Assumptions are made that my time is spent “playing around” and so I should welcome the idea of taking on and picking up the responsibilities of others’ (their “us”).

I smile and nod. Menial tasks are praised. Feats and struggles and my resulting successes are unacknowledged because they were never witnessed because I am invisible.

I want to show support and say hello, but I’m ignored. Look at me, I can’t further their cause. Did I mention I was tired?

Occasionally, one of them–by now it’s clear I am other–makes a joke about my big education and “the big bucks” it makes me. I’m sorry, does my education intimidate you? Obviously, my bank account doesn’t.

But this is a job that affords me more dignity. They use that word a lot and they know not what it means.

The Ayntidote

Like any deeply introspective and philosophical nerd, I turn to books and music and film and art, in general, to assuage my anxiety and to ease my passage through transitions. This particular transition has been quite different. It is being quite different. This transition feels intrinsically right, perfectly measured, and has–in all honesty and perhaps prematurely–been rather smooth sailing.

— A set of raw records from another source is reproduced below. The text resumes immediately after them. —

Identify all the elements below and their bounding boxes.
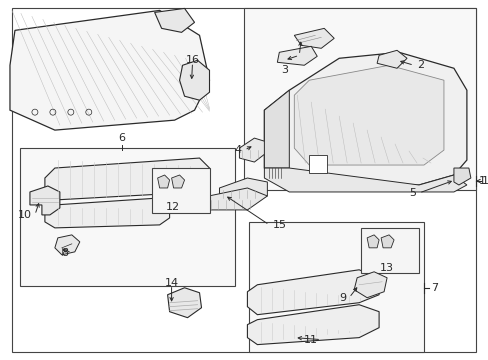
Polygon shape xyxy=(453,168,470,185)
Polygon shape xyxy=(45,198,169,228)
Polygon shape xyxy=(294,28,333,48)
Polygon shape xyxy=(353,272,386,298)
Polygon shape xyxy=(264,52,466,185)
Text: 13: 13 xyxy=(379,263,393,273)
Text: 2: 2 xyxy=(416,60,423,70)
Bar xyxy=(249,222,423,352)
Bar xyxy=(361,228,418,273)
Polygon shape xyxy=(277,46,317,65)
Bar xyxy=(308,155,326,173)
Polygon shape xyxy=(157,175,169,188)
Polygon shape xyxy=(167,288,201,318)
Text: 8: 8 xyxy=(61,248,69,258)
Bar xyxy=(151,168,209,213)
Text: 5: 5 xyxy=(408,188,415,198)
Text: 16: 16 xyxy=(185,55,199,65)
Text: 12: 12 xyxy=(165,202,179,212)
Polygon shape xyxy=(171,175,184,188)
Polygon shape xyxy=(264,168,466,192)
Text: 14: 14 xyxy=(164,278,178,288)
Polygon shape xyxy=(294,65,443,165)
Polygon shape xyxy=(376,50,406,68)
Polygon shape xyxy=(154,8,194,32)
Polygon shape xyxy=(239,138,267,162)
Polygon shape xyxy=(247,305,378,345)
Polygon shape xyxy=(45,158,209,200)
Text: 1: 1 xyxy=(481,176,488,186)
Polygon shape xyxy=(247,270,378,315)
Text: 7: 7 xyxy=(430,283,437,293)
Polygon shape xyxy=(219,178,267,202)
Polygon shape xyxy=(264,90,289,168)
Polygon shape xyxy=(30,186,60,215)
Polygon shape xyxy=(10,10,209,130)
Text: 10: 10 xyxy=(18,210,32,220)
Polygon shape xyxy=(189,188,267,210)
Text: 3: 3 xyxy=(280,65,287,75)
Text: 11: 11 xyxy=(304,335,318,345)
Text: 4: 4 xyxy=(234,145,241,155)
Text: 9: 9 xyxy=(338,293,346,303)
Bar xyxy=(20,148,235,286)
Text: 1: 1 xyxy=(478,176,485,186)
Bar xyxy=(244,8,475,190)
Text: 15: 15 xyxy=(272,220,286,230)
Polygon shape xyxy=(179,60,209,100)
Polygon shape xyxy=(366,235,378,248)
Polygon shape xyxy=(55,235,80,255)
Text: 6: 6 xyxy=(118,133,125,143)
Polygon shape xyxy=(380,235,393,248)
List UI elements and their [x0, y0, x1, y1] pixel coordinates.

But alas, a mind as serious and bloated as mine can’t just let things Be.

I am wrestling with my own feelings of living poetically–better, worse–Either/Or. Uncomfortable, for sure. Or (inclusively) I’m simply weary that I’ll never know the unbearable lightness of being.

This evening, I called a boy. I recounted my day, despite acknowledging his boredom, and was moved on. He’ll never call me Shams, nor I him. I pulled out my journal–paper and ink–and began by noting that it had been almost six years to the day since I’d opened my veins and bled black. I noted also the irony of that last and this first entry. As I poured my chaos into the great white abyss, I came to realize I’d been mainlining Rumi the way others snort lines of Harlequin. Perhaps that was the problem and so the solution would be easy.

I began the bleary and sluggish search for an antidote. Kant and Machiavelli were both at hand, but for practical reasons–YES, REALLY!–so they were out. I unearthed Shelley, of the ‘his’ variety, and quickly remembered why he’d sat so long on the shelf. Sorry, Mary…he was just never up to doc. Then I thought about The Seducer’s Diary, and then I thought about that seducer, and then I thought: NO.

It was shortly after this that I saw it. Its physical existence as heavy and burdensome as its legacy. My mind, my space, my soul felt sharp and lucid in comparison. My problem seems so trite and petty when I think of the serious and chronic bloating that afflicted Ayn.